Earthquake commemoration meeting with assassinated prime minister commemorated

A memorial to 28 Japanese who died in the Christchurch earthquake of February 22, 2011, David Bolam-Smith will now forever remember the assassination of Japan’s former Prime Minister, Shinzo Abe.

Bolam-Smith, representative of the sister city group, Christchurch Kurashiki Sister City Committee, met Abe in 2014 when he visited the Kahikatea Earthquake Memorial Sculpture in the Transitional Cathedral.

The 28 Japanese students who died in the collapse of the CTV building were the largest number of foreign citizens killed in the disaster.

Abe flew from Auckland for the memorial, driving a convoy of 22 cars, including bodyguards. In the cathedral he and his wife met Bolam-Smith and the then Dean of Christ Church Cathedral, Lynda Patterson.

A small group, including Bolam-Smith, operating under “lockdown” security measures, honored all victims of the Christchurch earthquake by placing a pohutukawa twig on the Kahikatea sculpture and saying prayers for the dead.

“I offered Prime Minister Abe and his wife a twig each and gave them the opportunity to pray for his people, which he did very kindly. And so did his wife.”

Bolam-Smith, a business owner who says he brought the first sushi to Christchurch, has been promoting cross-cultural ties between Japan and the city with the committee for 30 years.

He has been to Japan more than 70 times, first on an overseas trip to research technology for the Christchurch Star.

During that visit he met his wife Junko and he has loved the country ever since.

He said Abe’s murder was a shock, especially since Japan is so peaceful.

“He was very friendly and very courteous and over the years, in his second term as Prime Minister.
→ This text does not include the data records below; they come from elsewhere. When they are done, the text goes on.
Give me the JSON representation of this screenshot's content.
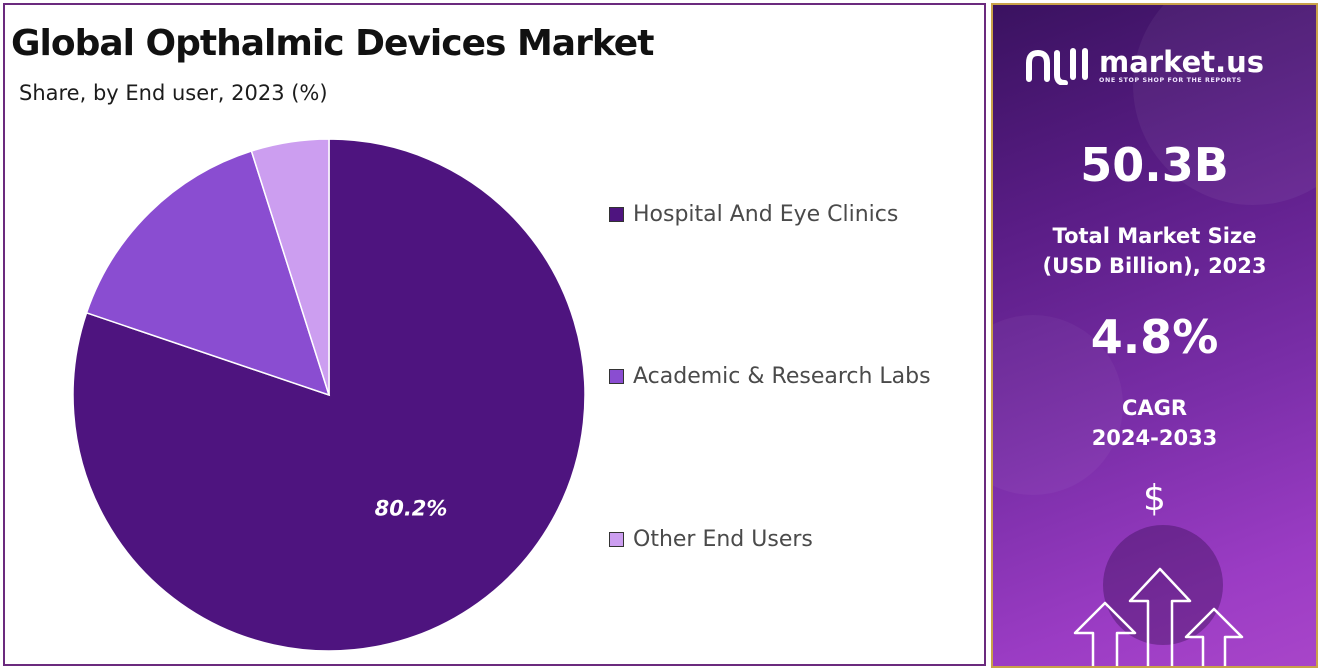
{
  "title": "Global Opthalmic Devices Market",
  "subtitle": "Share, by End user, 2023 (%)",
  "chart_data": {
    "type": "pie",
    "title": "Global Opthalmic Devices Market",
    "subtitle": "Share, by End user, 2023 (%)",
    "categories": [
      "Hospital And Eye Clinics",
      "Academic & Research Labs",
      "Other End Users"
    ],
    "values": [
      80.2,
      14.9,
      4.9
    ],
    "colors": [
      "#4e147f",
      "#8a4dd1",
      "#cc9ef0"
    ],
    "data_labels": [
      "80.2%",
      "",
      ""
    ],
    "start_angle_deg": 0,
    "direction": "clockwise",
    "legend_position": "right"
  },
  "legend": {
    "items": [
      {
        "label": "Hospital And Eye Clinics",
        "color": "#4e147f"
      },
      {
        "label": "Academic & Research Labs",
        "color": "#8a4dd1"
      },
      {
        "label": "Other End Users",
        "color": "#cc9ef0"
      }
    ]
  },
  "sidebar": {
    "brand_name": "market.us",
    "brand_tagline": "ONE STOP SHOP FOR THE REPORTS",
    "market_size_value": "50.3B",
    "market_size_label_line1": "Total Market Size",
    "market_size_label_line2": "(USD Billion), 2023",
    "cagr_value": "4.8%",
    "cagr_label_line1": "CAGR",
    "cagr_label_line2": "2024-2033",
    "currency_symbol": "$",
    "logo_icon": "market-us-logo-icon",
    "currency_icon": "dollar-icon",
    "arrows_icon": "growth-arrows-icon",
    "accent_color": "#c9a24a",
    "panel_color": "#7a2ea8"
  }
}
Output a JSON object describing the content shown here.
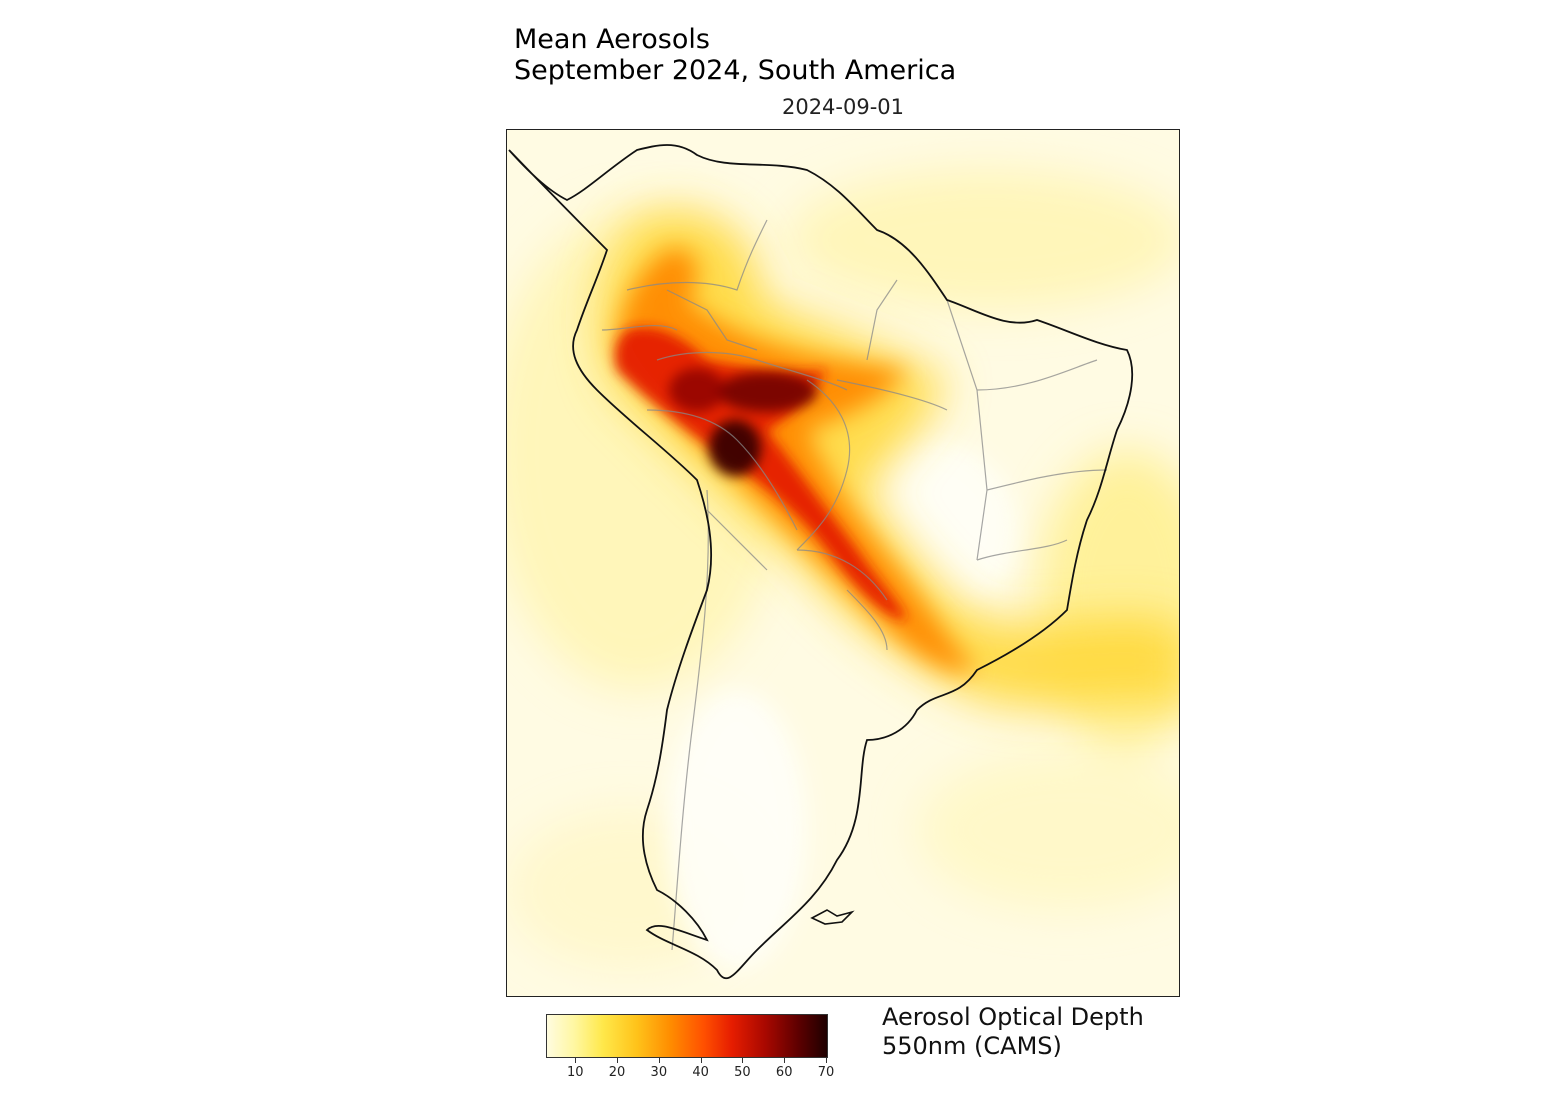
{
  "title": {
    "line1": "Mean Aerosols",
    "line2": "September 2024, South America"
  },
  "date": "2024-09-01",
  "map": {
    "region": "South America",
    "variable": "Aerosol Optical Depth 550nm",
    "plume_colors": {
      "background": "#fffbe3",
      "low": "#fff7a0",
      "mid": "#ffc31a",
      "high": "#ff5000",
      "peak": "#3a0000"
    }
  },
  "colorbar": {
    "label_line1": "Aerosol Optical Depth",
    "label_line2": "550nm (CAMS)",
    "ticks": [
      "10",
      "20",
      "30",
      "40",
      "50",
      "60",
      "70"
    ],
    "min": 3,
    "max": 70
  }
}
Abe san has been a part of my Japanese life for a very long time. And for that to happen, it was hard to believe when my wife said he had been shot.”

Abe’s act of commemoration, nearly a decade ago, continues at the cathedral every February 22, with the placing of a basket of pohutukawa at the base of the Kahikatea sculpture.

Bolam-Smith worked with embassy officials and the Japanese community, including relatives, to commission the sculpture after the 2011 earthquake.

The memorial was first displayed in Christ’s College Chapel in 2012, on the first anniversary of the earthquake.

It was the first time that bereaved Japanese relatives gathered in Christchurch.

“The Kahikatea tree grows in the swampy ground and they normally grow in clumps,” Bolam-Smith said.

“Their roots are intertwined and very often their branches are intertwined to give them stability in the wind. That represented the parents coming together and getting strength from each other.

“And the peak at the top of the statue represents, in Maori culture, the ghosts depart from the highest point, the Mt Cook ice cap and the prayers – the ghosts depart through the purity of water in Japan.”

The grieving Japanese parents asked if an identical statue could be made for them at home.

Bolam-Smith and other members of the Christchurch Kurashiki Sister City Committee went back to work and had a “twin” installed at Toyoma College of Foreign Languages ​​in central Japan.

The language academy lost 12 students in the collapse of the CTV building. Christchurch has a permanent population of about 3,000 Japanese.